Friday, March 8, 2013

Why Do Bad Things Happen?

This is probably one of the most common questions asked in the world today.  Horrors happen.  Lovely children get cancer, incredible people die of horrific diseases, tsunamis take uncountable lives, earthquakes destroy cities, spouses and fathers die in car accidents, people are tortured and killed.  There is a seemingly endless list of bad things that can happen.  The question is, why?

For nearly all of my life, I believed that good things happen to the righteous; bad things happen to those who are unrighteous, or to the righteous as faith building experiences.  I was raised Mormon, and thus with a belief that you get what you deserve.  Why did I believe such a thing?

Here is a quote from a general authority of the Mormon church.

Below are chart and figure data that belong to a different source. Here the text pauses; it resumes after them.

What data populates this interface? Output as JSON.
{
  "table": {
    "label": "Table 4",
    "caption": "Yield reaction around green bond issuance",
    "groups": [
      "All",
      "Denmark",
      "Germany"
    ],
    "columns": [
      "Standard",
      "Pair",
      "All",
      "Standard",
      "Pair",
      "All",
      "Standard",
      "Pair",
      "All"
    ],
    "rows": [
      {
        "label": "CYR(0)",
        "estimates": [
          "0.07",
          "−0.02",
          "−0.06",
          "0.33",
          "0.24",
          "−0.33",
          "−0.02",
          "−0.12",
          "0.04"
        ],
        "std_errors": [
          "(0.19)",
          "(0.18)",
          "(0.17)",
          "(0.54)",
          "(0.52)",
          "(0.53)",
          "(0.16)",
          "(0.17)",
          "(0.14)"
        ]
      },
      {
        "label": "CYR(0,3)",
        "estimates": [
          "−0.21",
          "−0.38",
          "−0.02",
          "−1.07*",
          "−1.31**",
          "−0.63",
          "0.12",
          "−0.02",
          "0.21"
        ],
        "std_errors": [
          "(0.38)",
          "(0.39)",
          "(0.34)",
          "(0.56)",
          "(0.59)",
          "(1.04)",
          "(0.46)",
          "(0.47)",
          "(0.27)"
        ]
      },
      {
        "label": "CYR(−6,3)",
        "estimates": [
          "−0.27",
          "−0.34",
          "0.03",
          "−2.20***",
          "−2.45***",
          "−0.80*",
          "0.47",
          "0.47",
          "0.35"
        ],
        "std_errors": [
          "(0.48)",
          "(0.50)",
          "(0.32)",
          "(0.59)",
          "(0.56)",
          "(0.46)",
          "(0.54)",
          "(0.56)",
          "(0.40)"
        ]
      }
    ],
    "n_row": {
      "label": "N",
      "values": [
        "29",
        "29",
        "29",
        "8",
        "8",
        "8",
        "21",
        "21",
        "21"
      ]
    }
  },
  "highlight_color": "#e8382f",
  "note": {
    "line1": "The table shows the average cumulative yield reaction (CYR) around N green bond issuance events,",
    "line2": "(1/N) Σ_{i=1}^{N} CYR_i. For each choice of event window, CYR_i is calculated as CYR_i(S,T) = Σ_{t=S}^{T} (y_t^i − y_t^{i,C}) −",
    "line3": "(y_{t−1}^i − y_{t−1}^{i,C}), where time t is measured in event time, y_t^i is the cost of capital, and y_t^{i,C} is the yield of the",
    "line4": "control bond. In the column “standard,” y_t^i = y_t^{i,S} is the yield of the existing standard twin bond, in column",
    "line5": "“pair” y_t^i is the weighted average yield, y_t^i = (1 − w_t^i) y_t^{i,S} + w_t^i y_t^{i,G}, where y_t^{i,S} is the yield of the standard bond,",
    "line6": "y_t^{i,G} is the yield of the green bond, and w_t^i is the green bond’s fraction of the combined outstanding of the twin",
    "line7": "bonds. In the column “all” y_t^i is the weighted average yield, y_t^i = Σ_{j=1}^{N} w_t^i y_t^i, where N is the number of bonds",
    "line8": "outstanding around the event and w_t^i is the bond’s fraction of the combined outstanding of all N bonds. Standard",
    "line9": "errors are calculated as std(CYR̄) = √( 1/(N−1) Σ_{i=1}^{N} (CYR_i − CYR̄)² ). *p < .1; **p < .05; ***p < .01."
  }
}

“Just when all seems to be going right, challenges often come in multiple doses applied simultaneously. When those trials are not consequences of your disobedience, they are evidence that the Lord feels you are prepared to grow more. He therefore gives you experiences that stimulate growth, understanding, and compassion which polish you for your everlasting benefit.” ― Richard G. Scott, October 1995


I used to think these words were full of wisdom.  Now I see that they are full of nonsense.  Basically, what this quote says is that bad things are going to happen to us.  It might be as a result of our disobedience to God's commandments,  or it might be a result of  God helping us to grow.  How is one to know the difference?  What if we think God is just testing us, but he's really punishing us for misdeeds, and we get our signals crossed.  We simply endure patiently, when we should be taking corrective action.  I've asked myself in recent months why God would do such a thing.  

When we lived in Israel a number of years ago, there was a tremendous earthquake, which killed huge numbers of people, in Bam, Iran.  One photo of the event will never leave my memory.   It was a photo of a father carrying the bodies of his two dead sons.  



Pinned Image

What had this man done to deserve such a punishment?  He must have been very wicked indeed.  Maybe he was in need of polishing?  He must have been an extremely rough character in order require polishing of this magnitude.  Was God punishing this man for sin, or polishing him for everlasting benefit?  What kind of God kills a man's sons for either purpose.  I can tell you that if there is such a God, He is not a God that I would wish to worship.

As I began the heartbreaking process of accepting that the Mormon church was based on a carefully constructed web of lies, I began to question every religious "truth" I had ever been taught in my life.  I picked at the strands of the web, which had been holding my beliefs until the beliefs all fell in a heap on the floor.  I've begun taking each idea from the pile to see what I really think about each of them. 

I had always believed in a loving God.  I could not reconcile a loving God with a God who allows millions of Jews to be killed in the Holocaust, or sweeps away over 200,000 people in a tsunami, or allows buses to be blown to bits in Israel.  This photo came to my mind today, as I pondered the quote by Richard G. Scott, and my attempt to believe in a loving God who could and would do such things just snapped.  

If there is a God, I don't believe he would punish us in such ways.  If there is a God, I do not see that he is able to act in our lives.   My husband feels that if God does exist, that he operates on the principles of the Prime Directive (You're welcome, Star Trek fans).

One thing I feel in my heart is that bad things happen.  They just do.  No amount of righteousness, sin, repentance, faith, good works, hope, scripture reading, temple sessions, service, church attendance, casserole baking, or prayer will change the fact that bad things are going to happen to us.  Bad things happen, and they happen randomly.  God does not cause them.  YOU do not cause them, nor deserve them.

I do believe, however, that whether you grow or let yourself be destroyed by the bad things depends on you.  If you believe in God, or a specific religion, the Bible, the Book of Mormon, the Koran, prayer, meditation, yoga, or anything else, and that belief brings you peace and comfort, then that is a beautiful thing.  How you use your beliefs to heal from the bad things, is what matters, and how you use your beliefs to help your fellow man.

Bad things happen, they just do.  And it sucks.